Frage: Setzen Sie sich im Falle Ihrer Wahl für einen zeitnahen Abzug der letzten verbliebenen Nuklearsprengköpfe aus Deutschland ein? Werden Sie die deutsche Bundesregierung auffordern, die Strategie der Nuklearen Abschreckung auch auf NATO-Ebene abzulehnen?
Antwort: Ich teile die Vision einer kernwaffenfreien Welt und möchte diese durch konkrete Schritte – wo immer sie sich ergeben – verwirklichen. Dazu unterstütze ich Initiativen, welche Kommunikation, Vertrauensbildung und Transparenz zwischen den Staaten unter Berücksichtigung der jeweiligen Sicherheitsinteressen fördern. Die Ziele der nuklearen Abrüstung und Nichtverbreitung sollen dabei parallel verfolgt werden.
Wir Piraten lehnen die nukleare Teilhabe ab und setzen uns für ihre Abschaffung innerhalb der NATO sowie den unilateralen Abzug der Kernwaffen aus Deutschland und der US-amerikanischen Kernwaffen aus allen europäischen Staaten ein. Dies wäre eine vertrauensbildende Maßnahme, mit der weitere nukleare Abrüstung erleichtert werden soll. Weiterhin fordern wir die Veröffentlichung der Bestände des militärischen Nuklearmaterials und der Sprengkopfzahlen.
Friedensbildung und internationale Freiwilligendienste
Tägliche Berichte von Kriegen und gewaltsamen Konflikten erzeugen eine scheinbare Ohnmacht, selbst nichts dagegen machen zu können. Dies führt nicht selten auch zum verstärkten Ruf nach bewaffneten Interventionen. Die Bildungsarbeit der Bundeswehr durch ihre Jugendoffiziere verstärkt dieses Bild weiter und ist eng mit der Werbung für den Wehrdienst verknüpft. Weniger bekannt sind hingegen die zivilen Mittel, die wir in Deutschland haben, um uns gegen globale Gewalteskalationen zu engagieren. Eine differenzierte Friedenspädagogik kann diesem Ungleichgewicht entgegenwirken, indem sie konkrete, gewaltfreie Handlungsalternativen aufzeigt, ist aber notorisch unterfinanziert.

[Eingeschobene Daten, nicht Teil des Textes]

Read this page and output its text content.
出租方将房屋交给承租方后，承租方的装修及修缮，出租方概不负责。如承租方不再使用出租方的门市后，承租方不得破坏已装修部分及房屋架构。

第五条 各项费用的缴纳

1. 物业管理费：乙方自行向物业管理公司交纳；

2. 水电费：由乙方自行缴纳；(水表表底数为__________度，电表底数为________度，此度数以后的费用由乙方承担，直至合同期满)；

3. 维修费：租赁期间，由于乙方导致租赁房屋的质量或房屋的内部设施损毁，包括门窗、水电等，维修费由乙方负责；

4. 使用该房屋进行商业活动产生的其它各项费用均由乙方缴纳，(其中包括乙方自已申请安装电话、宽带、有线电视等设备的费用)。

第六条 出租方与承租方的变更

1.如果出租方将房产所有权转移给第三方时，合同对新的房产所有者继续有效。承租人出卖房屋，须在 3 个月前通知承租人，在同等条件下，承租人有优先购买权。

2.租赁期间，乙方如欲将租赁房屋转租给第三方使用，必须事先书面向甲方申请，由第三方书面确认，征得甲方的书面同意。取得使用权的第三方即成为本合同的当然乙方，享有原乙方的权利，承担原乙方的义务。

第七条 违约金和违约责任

Frage: Sind Sie bereit, sich für einen Ausbau der Friedenspädagogik, die von zivilgesellschaftlichen Trägern an Schulen, Jugendeinrichtungen und in der Erwachsenenbildung durchgeführt wird, einzusetzen und diese strukturell sowie finanziell zu fördern?
Antwort: Ich unterstütze ihre Forderung im vollen Umfang und finde ihr Engagement nachahmenswert. Gewalt und Militäreinsätze werde durch die Regierung als alternativlos dargestellt. Eine breite politische und vor allem gesellschaftliche Gegenbewegung ist erforderlich und der Ausbau der Friedenspädagogik könnte frühzeitig dazu beitragen ein Problembewusstsein zu schaffen.

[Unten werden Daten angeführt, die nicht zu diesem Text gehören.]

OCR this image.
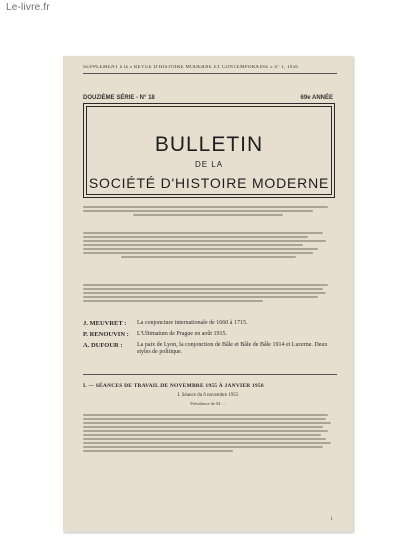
Le-livre.fr
SUPPLÉMENT à la « REVUE D'HISTOIRE MODERNE ET CONTEMPORAINE » n° 1, 1956
DOUZIÈME SÉRIE - N° 18	69e ANNÉE
BULLETIN
DE LA
SOCIÉTÉ D'HISTOIRE MODERNE
J. MEUVRET :	La conjoncture internationale de 1660 à 1715.
P. RENOUVIN :	L'Ultimatum de Prague en août 1915.
A. DUFOUR :	La paix de Lyon, la conjonction de Bâle et Bâle de Bâle 1914 et Lucerne. Deux styles de politique.
I. — SÉANCES DE TRAVAIL DE NOVEMBRE 1955 À JANVIER 1956
I. Séance du 6 novembre 1955
Présidence de M. ...
1
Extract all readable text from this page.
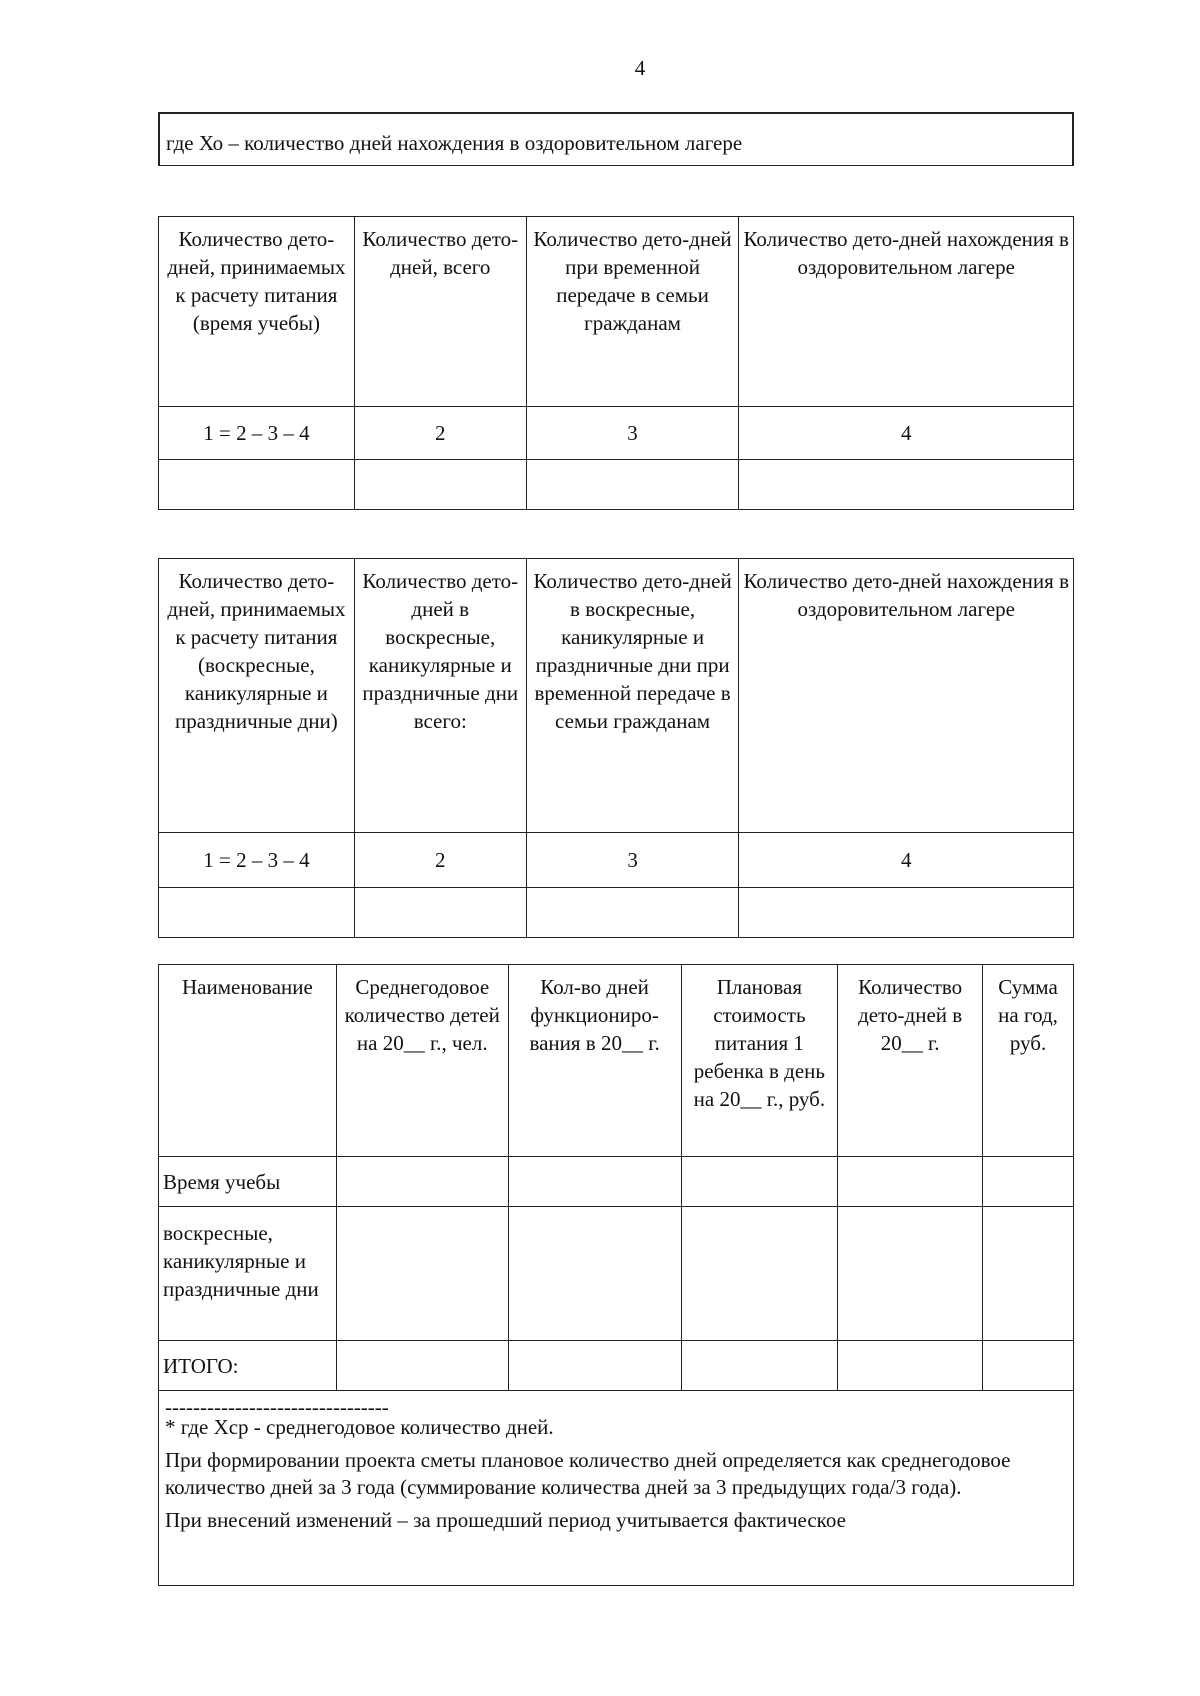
4
где Хо – количество дней нахождения в оздоровительном лагере
Количество дето-дней, принимаемых к расчету питания (время учебы)	Количество дето-дней, всего	Количество дето-дней при временной передаче в семьи гражданам	Количество дето-дней нахождения в оздоровительном лагере
1 = 2 – 3 – 4	2	3	4

Количество дето-дней, принимаемых к расчету питания (воскресные, каникулярные и праздничные дни)	Количество дето-дней в воскресные, каникулярные и праздничные дни всего:	Количество дето-дней в воскресные, каникулярные и праздничные дни при временной передаче в семьи гражданам	Количество дето-дней нахождения в оздоровительном лагере
1 = 2 – 3 – 4	2	3	4

Наименование	Среднегодовое количество детей на 20__ г., чел.	Кол-во дней функциониро-вания в 20__ г.	Плановая стоимость питания 1 ребенка в день на 20__ г., руб.	Количество дето-дней в 20__ г.	Сумма на год, руб.
Время учебы					
воскресные, каникулярные и праздничные дни					
ИТОГО:					
--------------------------------

* где Хср - среднегодовое количество дней.

При формировании проекта сметы плановое количество дней определяется как среднегодовое количество дней за 3 года (суммирование количества дней за 3 предыдущих года/3 года).

При внесений изменений – за прошедший период учитывается фактическое
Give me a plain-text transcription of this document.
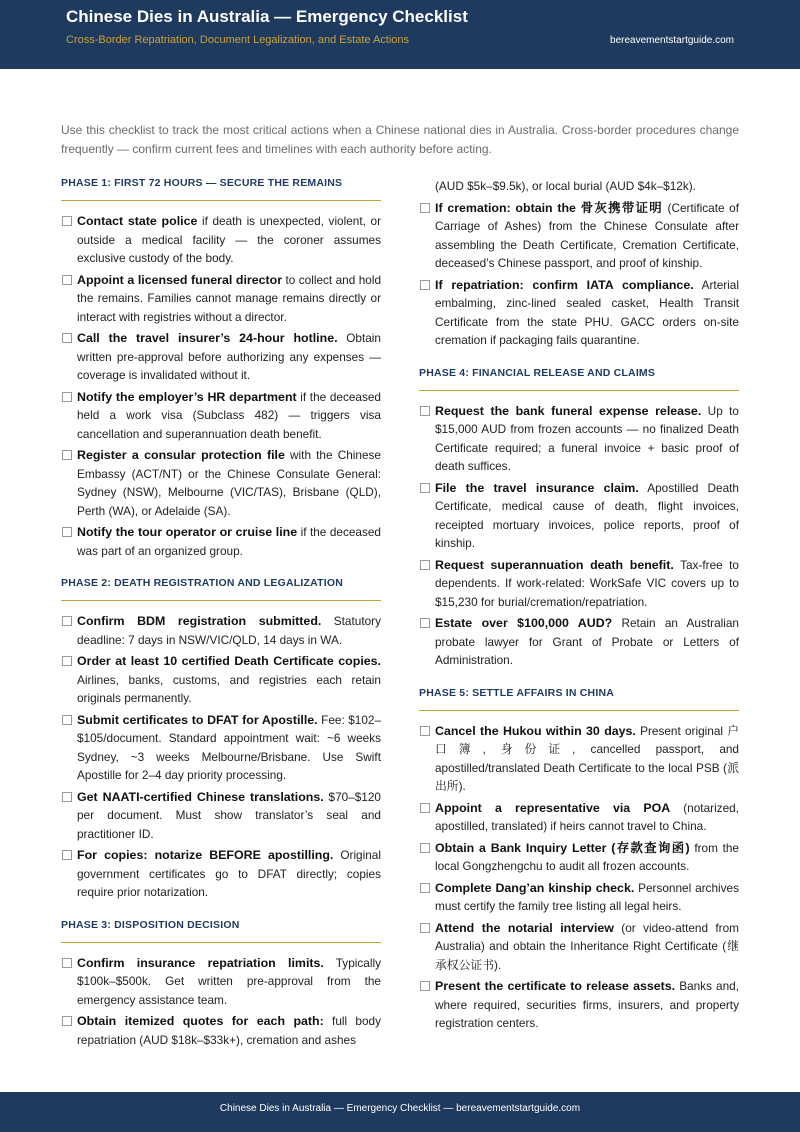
Chinese Dies in Australia — Emergency Checklist
Cross-Border Repatriation, Document Legalization, and Estate Actions	bereavementstartguide.com
Use this checklist to track the most critical actions when a Chinese national dies in Australia. Cross-border procedures change frequently — confirm current fees and timelines with each authority before acting.
PHASE 1: FIRST 72 HOURS — SECURE THE REMAINS
Contact state police if death is unexpected, violent, or outside a medical facility — the coroner assumes exclusive custody of the body.
Appoint a licensed funeral director to collect and hold the remains. Families cannot manage remains directly or interact with registries without a director.
Call the travel insurer’s 24-hour hotline. Obtain written pre-approval before authorizing any expenses — coverage is invalidated without it.
Notify the employer’s HR department if the deceased held a work visa (Subclass 482) — triggers visa cancellation and superannuation death benefit.
Register a consular protection file with the Chinese Embassy (ACT/NT) or the Chinese Consulate General: Sydney (NSW), Melbourne (VIC/TAS), Brisbane (QLD), Perth (WA), or Adelaide (SA).
Notify the tour operator or cruise line if the deceased was part of an organized group.
PHASE 2: DEATH REGISTRATION AND LEGALIZATION
Confirm BDM registration submitted. Statutory deadline: 7 days in NSW/VIC/QLD, 14 days in WA.
Order at least 10 certified Death Certificate copies. Airlines, banks, customs, and registries each retain originals permanently.
Submit certificates to DFAT for Apostille. Fee: $102–$105/document. Standard appointment wait: ~6 weeks Sydney, ~3 weeks Melbourne/Brisbane. Use Swift Apostille for 2–4 day priority processing.
Get NAATI-certified Chinese translations. $70–$120 per document. Must show translator’s seal and practitioner ID.
For copies: notarize BEFORE apostilling. Original government certificates go to DFAT directly; copies require prior notarization.
PHASE 3: DISPOSITION DECISION
Confirm insurance repatriation limits. Typically $100k–$500k. Get written pre-approval from the emergency assistance team.
Obtain itemized quotes for each path: full body repatriation (AUD $18k–$33k+), cremation and ashes
(AUD $5k–$9.5k), or local burial (AUD $4k–$12k).
If cremation: obtain the 骨灰携带证明 (Certificate of Carriage of Ashes) from the Chinese Consulate after assembling the Death Certificate, Cremation Certificate, deceased’s Chinese passport, and proof of kinship.
If repatriation: confirm IATA compliance. Arterial embalming, zinc-lined sealed casket, Health Transit Certificate from the state PHU. GACC orders on-site cremation if packaging fails quarantine.
PHASE 4: FINANCIAL RELEASE AND CLAIMS
Request the bank funeral expense release. Up to $15,000 AUD from frozen accounts — no finalized Death Certificate required; a funeral invoice + basic proof of death suffices.
File the travel insurance claim. Apostilled Death Certificate, medical cause of death, flight invoices, receipted mortuary invoices, police reports, proof of kinship.
Request superannuation death benefit. Tax-free to dependents. If work-related: WorkSafe VIC covers up to $15,230 for burial/cremation/repatriation.
Estate over $100,000 AUD? Retain an Australian probate lawyer for Grant of Probate or Letters of Administration.
PHASE 5: SETTLE AFFAIRS IN CHINA
Cancel the Hukou within 30 days. Present original 户口簿, 身份证, cancelled passport, and apostilled/translated Death Certificate to the local PSB (派出所).
Appoint a representative via POA (notarized, apostilled, translated) if heirs cannot travel to China.
Obtain a Bank Inquiry Letter (存款查询函) from the local Gongzhengchu to audit all frozen accounts.
Complete Dang’an kinship check. Personnel archives must certify the family tree listing all legal heirs.
Attend the notarial interview (or video-attend from Australia) and obtain the Inheritance Right Certificate (继承权公证书).
Present the certificate to release assets. Banks and, where required, securities firms, insurers, and property registration centers.
Chinese Dies in Australia — Emergency Checklist — bereavementstartguide.com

Internationale Freiwilligendienste junger Menschen haben eine über 100jährige Tradition, als Friedensdienste zur internationalen Versöhnung, Begegnung und Solidarität beizutragen.
Frage: Sind Sie bereit, sich für den weiteren Ausbau der internationalen Freiwilligendienste einzusetzen, sodass für jede/n interessierte/n Jugendliche/n die Möglichkeit zur Teilnahme besteht?
Antwort: Freiwilligendienste für den Frieden sind mir wichtig und ich werde mich dafür einsetzen diese aktiv zu fördern. Durch das bedingungslose Grundeinkommen, für das wir PIRATEN uns einsetzen, würde ehrenamtliches Engagement in viel größerem Umfang ermöglicht werden.